Background Uganda adapted Viral load (VL) testing for monitoring HIV treatment success and virologic failure. However, there is a paucity of data on how the VL testing guidelines are followed in practice in the HIV clinics. This study determined the adherence to national guidelines on VL testing, barriers, and associated factors in persons living with HIV (PLHIV) on ART in southwestern Uganda.  Methods We conducted a cross-sectional mixed methods study from April to May 2021 at four HIV clinics in southwestern Uganda. Patient chart review using a checklist that captured age, gender, and level of a healthcare facility, dates of ART initiation, dates VL specimens were drawn, line of ART, patient adherence to ART was done. Continuous data were summarized using mean and median and Chi-square was used for categorical data. We performed regression analysis to determine factors associated with adherence to viral load testing guidelines at a 95% level of significance. Key informant interviews with managers of the health facility, ART clinic and laboratory were carried out, and thematic analysis was conducted to explore barriers to adherence to VL testing guidelines. Results The participants’ mean (SD) age was 39.9(± 13.1) years, 39.5% were male, 45.8% received care at a general hospital and median duration on ART was 5 years (IQR;3–7). Of the 395 patient charts reviewed, 317 had their VL testing (80.3%) per the guidelines (defined as up to one month post due date). Receiving care at a hospital (aOR = 2.20; 95%CI 1.30–3.70; p  = 0.002) and increasing patient age (aOR = 1.02; 95%CI 1.02–1.06; p  = 0.020) were the factors associated with adhering to VL testing guidelines.
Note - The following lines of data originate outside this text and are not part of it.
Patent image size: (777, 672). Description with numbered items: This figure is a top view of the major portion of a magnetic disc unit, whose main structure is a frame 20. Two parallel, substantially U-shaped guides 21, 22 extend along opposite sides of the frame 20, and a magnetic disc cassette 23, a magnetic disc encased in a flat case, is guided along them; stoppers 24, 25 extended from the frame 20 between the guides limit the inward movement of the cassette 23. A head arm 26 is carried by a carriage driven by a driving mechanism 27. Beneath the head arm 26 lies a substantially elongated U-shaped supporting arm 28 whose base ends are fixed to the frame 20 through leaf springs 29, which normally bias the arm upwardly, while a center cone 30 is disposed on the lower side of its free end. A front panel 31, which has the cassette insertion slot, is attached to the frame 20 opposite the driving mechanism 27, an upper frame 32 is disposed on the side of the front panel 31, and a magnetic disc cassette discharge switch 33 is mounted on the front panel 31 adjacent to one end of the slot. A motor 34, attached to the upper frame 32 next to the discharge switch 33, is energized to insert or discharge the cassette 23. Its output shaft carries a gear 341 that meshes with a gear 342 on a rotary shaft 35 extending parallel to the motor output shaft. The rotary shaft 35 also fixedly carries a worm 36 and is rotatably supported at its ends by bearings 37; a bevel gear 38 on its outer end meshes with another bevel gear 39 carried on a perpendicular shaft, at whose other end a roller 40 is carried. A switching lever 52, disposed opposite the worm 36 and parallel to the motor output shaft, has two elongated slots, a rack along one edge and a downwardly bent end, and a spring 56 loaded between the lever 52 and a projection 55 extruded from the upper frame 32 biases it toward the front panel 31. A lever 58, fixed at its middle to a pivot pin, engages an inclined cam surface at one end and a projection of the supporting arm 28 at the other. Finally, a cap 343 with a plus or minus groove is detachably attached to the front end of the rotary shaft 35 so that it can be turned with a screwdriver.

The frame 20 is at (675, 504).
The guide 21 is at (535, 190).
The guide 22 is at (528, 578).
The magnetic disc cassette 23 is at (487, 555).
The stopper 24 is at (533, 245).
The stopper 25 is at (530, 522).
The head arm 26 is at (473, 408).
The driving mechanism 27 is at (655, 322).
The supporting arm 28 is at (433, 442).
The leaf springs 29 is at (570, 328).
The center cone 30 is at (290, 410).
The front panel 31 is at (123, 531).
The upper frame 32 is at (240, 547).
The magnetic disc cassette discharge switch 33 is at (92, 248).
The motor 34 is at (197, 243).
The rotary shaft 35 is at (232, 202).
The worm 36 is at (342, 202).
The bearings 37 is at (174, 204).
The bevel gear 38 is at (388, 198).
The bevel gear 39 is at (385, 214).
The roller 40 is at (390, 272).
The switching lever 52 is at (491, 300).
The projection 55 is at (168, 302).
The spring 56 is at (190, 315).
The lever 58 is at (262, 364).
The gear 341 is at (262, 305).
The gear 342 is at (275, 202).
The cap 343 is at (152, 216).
Long turnaround time of VL results and insufficient VL testing kits were cites by providers as barriers. Conclusion We found suboptimal adherence to VL testing guidelines in PLHIV on ART in southwestern Uganda. Increasing patient age and getting care at a higher-level health facility were associated with guideline-based viral VL testing. Long turnaround time of VL test results and inadequate test kits hindered compliance to VL monitoring guidelines. Strategies that target young PLHIV and lower-level health facilities, increase the stock of consumables and shorten VL results turnaround time are needed to improve adherence to VL testing guidelines.